Records show that David Jenkins has paid taxes on the building twice — for 2014 taxes due in 2015, and for 2015 taxes due in 2016.
Lowderman says "it's pretty rare" to see a discrepancy between a sales price and actual value. He tells the Indy of one case in which some property owners reported their lots in the Monument area sold for $200,000 each instead of $90,000 each as listed on the tax rolls. When the Assessor's Office upped the taxable value to $200,000, the owners protested, leading to the revelation the sales prices were lower than $200,000. The owners reported false values in an attempt to inflate future sales prices, he says.
The District Attorney's Office got involved "to scare" them, Lowderman says, but no criminal charges were filed as far as he knows.

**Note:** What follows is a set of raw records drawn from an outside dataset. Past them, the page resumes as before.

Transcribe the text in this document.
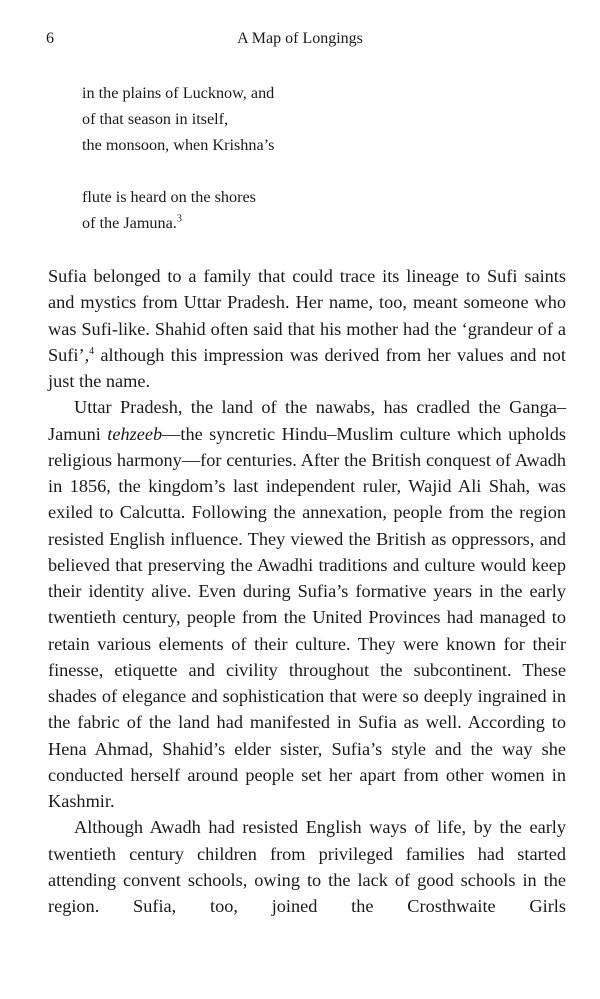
6	A Map of Longings
in the plains of Lucknow, and
of that season in itself,
the monsoon, when Krishna’s
flute is heard on the shores
of the Jamuna.$^3$

Sufia belonged to a family that could trace its lineage to Sufi saints and mystics from Uttar Pradesh. Her name, too, meant someone who was Sufi-like. Shahid often said that his mother had the ‘grandeur of a Sufi’,$^4$ although this impression was derived from her values and not just the name.

Uttar Pradesh, the land of the nawabs, has cradled the Ganga–Jamuni tehzeeb—the syncretic Hindu–Muslim culture which upholds religious harmony—for centuries. After the British conquest of Awadh in 1856, the kingdom’s last independent ruler, Wajid Ali Shah, was exiled to Calcutta. Following the annexation, people from the region resisted English influence. They viewed the British as oppressors, and believed that preserving the Awadhi traditions and culture would keep their identity alive. Even during Sufia’s formative years in the early twentieth century, people from the United Provinces had managed to retain various elements of their culture. They were known for their finesse, etiquette and civility throughout the subcontinent. These shades of elegance and sophistication that were so deeply ingrained in the fabric of the land had manifested in Sufia as well. According to Hena Ahmad, Shahid’s elder sister, Sufia’s style and the way she conducted herself around people set her apart from other women in Kashmir.

Although Awadh had resisted English ways of life, by the early twentieth century children from privileged families had started attending convent schools, owing to the lack of good schools in the region. Sufia, too, joined the Crosthwaite Girls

When the Indy asked the DA's Office if misstating a sale price on a deed, which lowers property taxes, is legal, DA's spokeswoman Lee Richards refused to answer, saying "His [DA Dan May's] office doesn't give legal advice. I would probably ask somebody in real estate law."
L.D. Brown, an attorney in Lakewood who's practiced for 27 years and specializes in real estate transactions, said current Colorado law requires the "actual sales price" to be reported on the warranty deed.
Brown also says that although a property might sell for a certain amount, the assessor is free to revisit the value a year later or two years later to determine if the assessed value is accurate.
"From a legal perspective," he adds, "that number for which it sold may be very valid, especially [if] the property has major problems that will cause the purchaser to expend a great deal of money to make the building usable in today's world. But the real question is, does this secondary agreement [the donation] make purchase price a question worth asking?
"From a smell test point of view, there may be some issues."